It is usual to witness 'biopic' genre in Indian mainstream cinema as too ambitious project that on one hand highlighting Indian National heroes and their struggle and contribution to its mass audience and on the other hand can’t eschew the project from routine mainstream formulaic structure of song-dance-drama. The latest entry in the list is Rakesh Omprakash Mehra’s bio-pic on legendary athlete Milkha Singh. The major problem with the film is its tedious over running duration that consists of more than three hours. The film about celebrated ‘Flying Sikh’ seems like ‘Snail movement’ due to its shoddy screenplay penned by Prasoon Joshi and that’s real letdown of the film. It is seriously overwrought film, even though based and conceived under Milkha Singh’s personal attention. Screenplay though covers all significant and small issues of the athlete’s career, struggle and life, unfortunately stuffed and stuck with routine formulaic over emotional melodrama, romance, song, dance and unnecessarily stretching trivial details.

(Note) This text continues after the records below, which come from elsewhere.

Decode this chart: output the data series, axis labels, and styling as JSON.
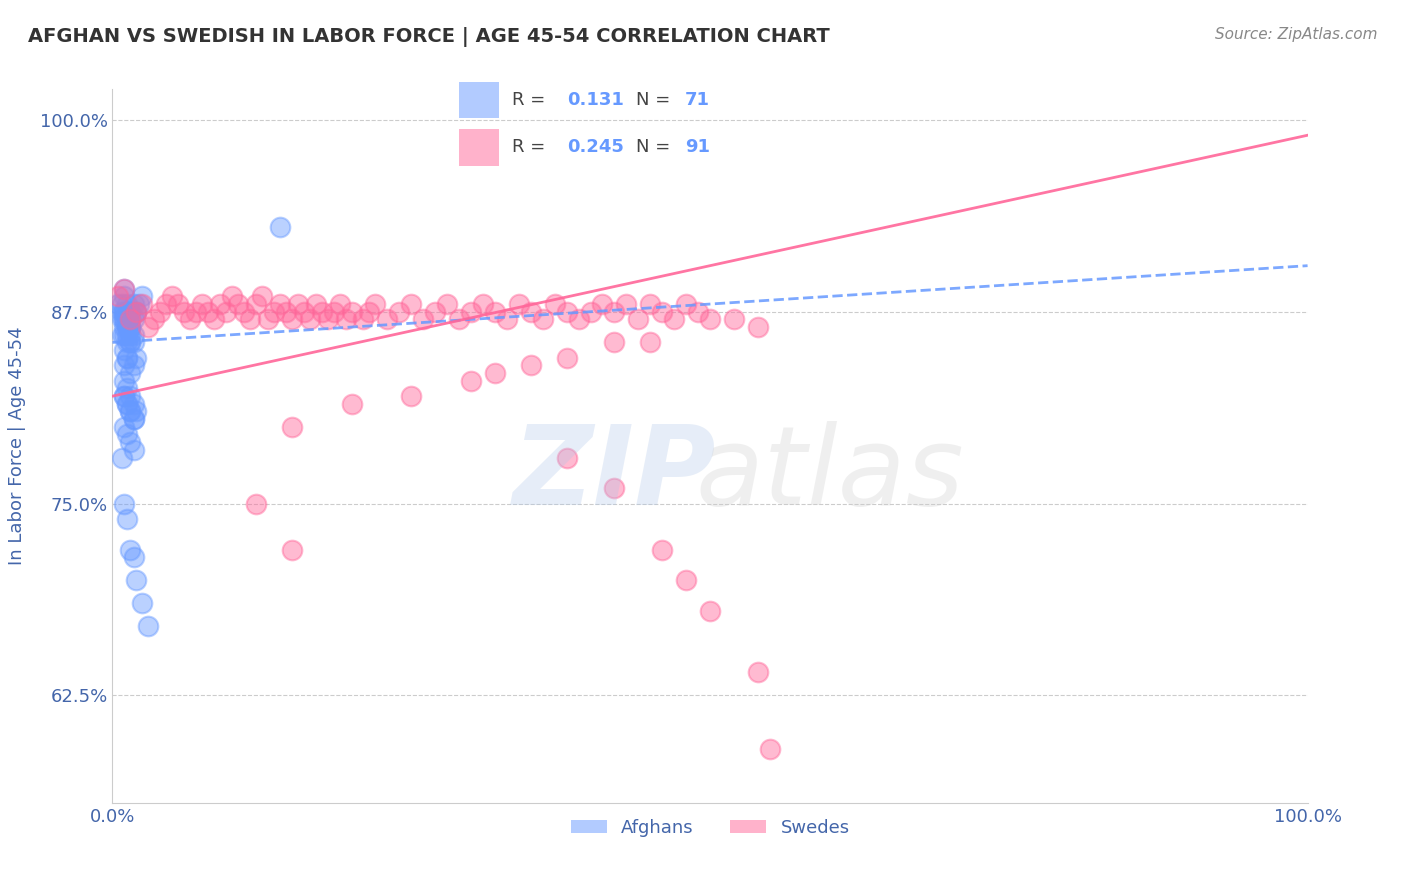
{
  "title": "AFGHAN VS SWEDISH IN LABOR FORCE | AGE 45-54 CORRELATION CHART",
  "source": "Source: ZipAtlas.com",
  "ylabel": "In Labor Force | Age 45-54",
  "r_afghan": 0.131,
  "n_afghan": 71,
  "r_swedish": 0.245,
  "n_swedish": 91,
  "xlim": [
    0.0,
    1.0
  ],
  "ylim": [
    0.555,
    1.02
  ],
  "yticks": [
    0.625,
    0.75,
    0.875,
    1.0
  ],
  "ytick_labels": [
    "62.5%",
    "75.0%",
    "87.5%",
    "100.0%"
  ],
  "xticks": [
    0.0,
    1.0
  ],
  "xtick_labels": [
    "0.0%",
    "100.0%"
  ],
  "afghan_color": "#6699ff",
  "swedish_color": "#ff6699",
  "background_color": "#ffffff",
  "title_color": "#333333",
  "axis_label_color": "#4466aa",
  "tick_color": "#4466aa",
  "grid_color": "#cccccc",
  "afghan_scatter_x": [
    0.005,
    0.008,
    0.01,
    0.012,
    0.015,
    0.018,
    0.02,
    0.022,
    0.025,
    0.01,
    0.012,
    0.015,
    0.008,
    0.01,
    0.012,
    0.015,
    0.018,
    0.02,
    0.01,
    0.012,
    0.015,
    0.01,
    0.012,
    0.015,
    0.018,
    0.01,
    0.012,
    0.015,
    0.008,
    0.01,
    0.012,
    0.015,
    0.01,
    0.012,
    0.015,
    0.018,
    0.01,
    0.012,
    0.015,
    0.008,
    0.01,
    0.012,
    0.015,
    0.018,
    0.02,
    0.01,
    0.012,
    0.015,
    0.018,
    0.01,
    0.012,
    0.015,
    0.018,
    0.02,
    0.01,
    0.012,
    0.015,
    0.018,
    0.01,
    0.012,
    0.015,
    0.018,
    0.008,
    0.01,
    0.012,
    0.015,
    0.018,
    0.02,
    0.025,
    0.03,
    0.14
  ],
  "afghan_scatter_y": [
    0.88,
    0.875,
    0.87,
    0.865,
    0.86,
    0.855,
    0.875,
    0.88,
    0.885,
    0.89,
    0.875,
    0.87,
    0.88,
    0.875,
    0.87,
    0.865,
    0.87,
    0.875,
    0.885,
    0.88,
    0.875,
    0.87,
    0.865,
    0.875,
    0.88,
    0.86,
    0.855,
    0.865,
    0.87,
    0.865,
    0.86,
    0.855,
    0.875,
    0.87,
    0.865,
    0.86,
    0.85,
    0.845,
    0.855,
    0.86,
    0.84,
    0.845,
    0.835,
    0.84,
    0.845,
    0.83,
    0.825,
    0.82,
    0.815,
    0.82,
    0.815,
    0.81,
    0.805,
    0.81,
    0.82,
    0.815,
    0.81,
    0.805,
    0.8,
    0.795,
    0.79,
    0.785,
    0.78,
    0.75,
    0.74,
    0.72,
    0.715,
    0.7,
    0.685,
    0.67,
    0.93
  ],
  "swedish_scatter_x": [
    0.005,
    0.01,
    0.015,
    0.02,
    0.025,
    0.03,
    0.035,
    0.04,
    0.045,
    0.05,
    0.055,
    0.06,
    0.065,
    0.07,
    0.075,
    0.08,
    0.085,
    0.09,
    0.095,
    0.1,
    0.105,
    0.11,
    0.115,
    0.12,
    0.125,
    0.13,
    0.135,
    0.14,
    0.145,
    0.15,
    0.155,
    0.16,
    0.165,
    0.17,
    0.175,
    0.18,
    0.185,
    0.19,
    0.195,
    0.2,
    0.21,
    0.215,
    0.22,
    0.23,
    0.24,
    0.25,
    0.26,
    0.27,
    0.28,
    0.29,
    0.3,
    0.31,
    0.32,
    0.33,
    0.34,
    0.35,
    0.36,
    0.37,
    0.38,
    0.39,
    0.4,
    0.41,
    0.42,
    0.43,
    0.44,
    0.45,
    0.46,
    0.47,
    0.48,
    0.49,
    0.5,
    0.42,
    0.35,
    0.3,
    0.25,
    0.2,
    0.15,
    0.52,
    0.54,
    0.45,
    0.38,
    0.32,
    0.38,
    0.42,
    0.46,
    0.5,
    0.54,
    0.48,
    0.12,
    0.15,
    0.55
  ],
  "swedish_scatter_y": [
    0.885,
    0.89,
    0.87,
    0.875,
    0.88,
    0.865,
    0.87,
    0.875,
    0.88,
    0.885,
    0.88,
    0.875,
    0.87,
    0.875,
    0.88,
    0.875,
    0.87,
    0.88,
    0.875,
    0.885,
    0.88,
    0.875,
    0.87,
    0.88,
    0.885,
    0.87,
    0.875,
    0.88,
    0.875,
    0.87,
    0.88,
    0.875,
    0.87,
    0.88,
    0.875,
    0.87,
    0.875,
    0.88,
    0.87,
    0.875,
    0.87,
    0.875,
    0.88,
    0.87,
    0.875,
    0.88,
    0.87,
    0.875,
    0.88,
    0.87,
    0.875,
    0.88,
    0.875,
    0.87,
    0.88,
    0.875,
    0.87,
    0.88,
    0.875,
    0.87,
    0.875,
    0.88,
    0.875,
    0.88,
    0.87,
    0.88,
    0.875,
    0.87,
    0.88,
    0.875,
    0.87,
    0.855,
    0.84,
    0.83,
    0.82,
    0.815,
    0.8,
    0.87,
    0.865,
    0.855,
    0.845,
    0.835,
    0.78,
    0.76,
    0.72,
    0.68,
    0.64,
    0.7,
    0.75,
    0.72,
    0.59
  ],
  "afghan_trendline_x": [
    0.0,
    1.0
  ],
  "afghan_trendline_y": [
    0.855,
    0.905
  ],
  "swedish_trendline_x": [
    0.0,
    1.0
  ],
  "swedish_trendline_y": [
    0.82,
    0.99
  ]
}
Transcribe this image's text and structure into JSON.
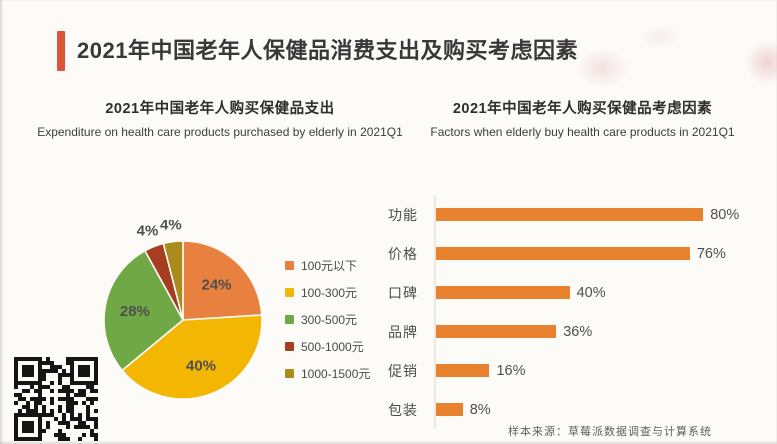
{
  "page": {
    "title": "2021年中国老年人保健品消费支出及购买考虑因素",
    "source_note": "样本来源：草莓派数据调查与计算系统"
  },
  "sections": {
    "left": {
      "title_cn": "2021年中国老年人购买保健品支出",
      "title_en": "Expenditure on health care products purchased by elderly in 2021Q1"
    },
    "right": {
      "title_cn": "2021年中国老年人购买保健品考虑因素",
      "title_en": "Factors when elderly buy health care products in 2021Q1"
    }
  },
  "colors": {
    "accent": "#D8573A",
    "bar": "#E8822F",
    "page_background": "#FCFBF8",
    "text_dark": "#383838",
    "text_gray": "#4f4f4f"
  },
  "chart_data": [
    {
      "type": "pie",
      "title": "2021年中国老年人购买保健品支出",
      "labels": [
        "100元以下",
        "100-300元",
        "300-500元",
        "500-1000元",
        "1000-1500元"
      ],
      "values": [
        24,
        40,
        28,
        4,
        4
      ],
      "value_labels": [
        "24%",
        "40%",
        "28%",
        "4%",
        "4%"
      ],
      "colors": [
        "#E8813F",
        "#F3B703",
        "#6FA845",
        "#A63D1E",
        "#AB8B1C"
      ],
      "legend_position": "right",
      "start_angle_deg": 0,
      "direction": "clockwise"
    },
    {
      "type": "bar",
      "orientation": "horizontal",
      "title": "2021年中国老年人购买保健品考虑因素",
      "categories": [
        "功能",
        "价格",
        "口碑",
        "品牌",
        "促销",
        "包装"
      ],
      "values": [
        80,
        76,
        40,
        36,
        16,
        8
      ],
      "value_labels": [
        "80%",
        "76%",
        "40%",
        "36%",
        "16%",
        "8%"
      ],
      "xlim": [
        0,
        100
      ],
      "bar_color": "#E8822F",
      "grid": false,
      "axis_line_color": "#efe8de"
    }
  ]
}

Mehra’s earlier hit and much appreciated ‘Rang De Basanti’ finely blend the glorious National rebel history with the contemporary urban rebel youth and this realist flashback blended and fitted so interwovenly in the film that it directly connected to its targeted youth audience. One can see the flashes of it here too but due to shoddy screenplay it fails to make desirable effect. Perhaps this film deserved linear narrative than long, stretching and too certain extent irritating flashback. How 'running' becomes part of Milkha’s life is wonderfully captures in multiple situations of his real life, especially that indelible and nightmarish partition violence witnessed by him that butchered his parents when he was mere ten years old and it keeps haunting his consciousness as he growing into youth. From partition trauma to stealing coal in train and from his army training to his athletic struggle and from his success at Commonwealth, Asian Games and Rome Olympics to his final win at Pakistan winning honour and title of ‘Flying Sikh’ from General Ayub Khan, the film captures and almost authentically documented all that’s part and parcel of Milkha’s life under volatile circumstances. But what makes Mehra and his crew fail to achieve desirable effect is it overwrought part featuring unnecessary emotional bonding with his sister, his formulaic and digressive romance with desi and videsi women and scenes which reflects unwanted regression and aggression in the film. It is these moments which make the film unbearable and mediocre in parts rather than giving its rigorous pace required to the subject.
Mehra’s collaboration with one of India’s finest cameraman works as fantastic as expected whether its sepia tone flashback or dark slow motion nightmare of Milkha’s memory, colorful serenading or use of footage and blending it to screen, Binod Pradhan’s camerawork is surely the thing to watch in the film. One can realize the efforts and sincerity of Farhan Akhtar in frames playing Milkha and he has surely done commendable job compared to all those self promoting stars of so called 100 crore club. But at the same time, he lacks effective underplay in emotional scenes. In some of the scenes, he fails to cover his subjective self reflection under the character he’s playing. But there's no denial that he's sincerity towards the character is impressive. Rest of the cast used either as typical Bollywood side caricaturization whether its Prakash Raj as comic army sidekick, Divya Dutta as over emotional sister or Dalip Tahil clad in shadow of Pt. Nehru. Except the exceptional and restrained performance by one of
India’s underrated and
underexplored actor Pawan Malhotra as Milkha’s athletic coach of army. The surprise of the offering natural and effortless screen presence of child Milkha. The boy
really made it so naturally expressing his emotion, anger and anguish.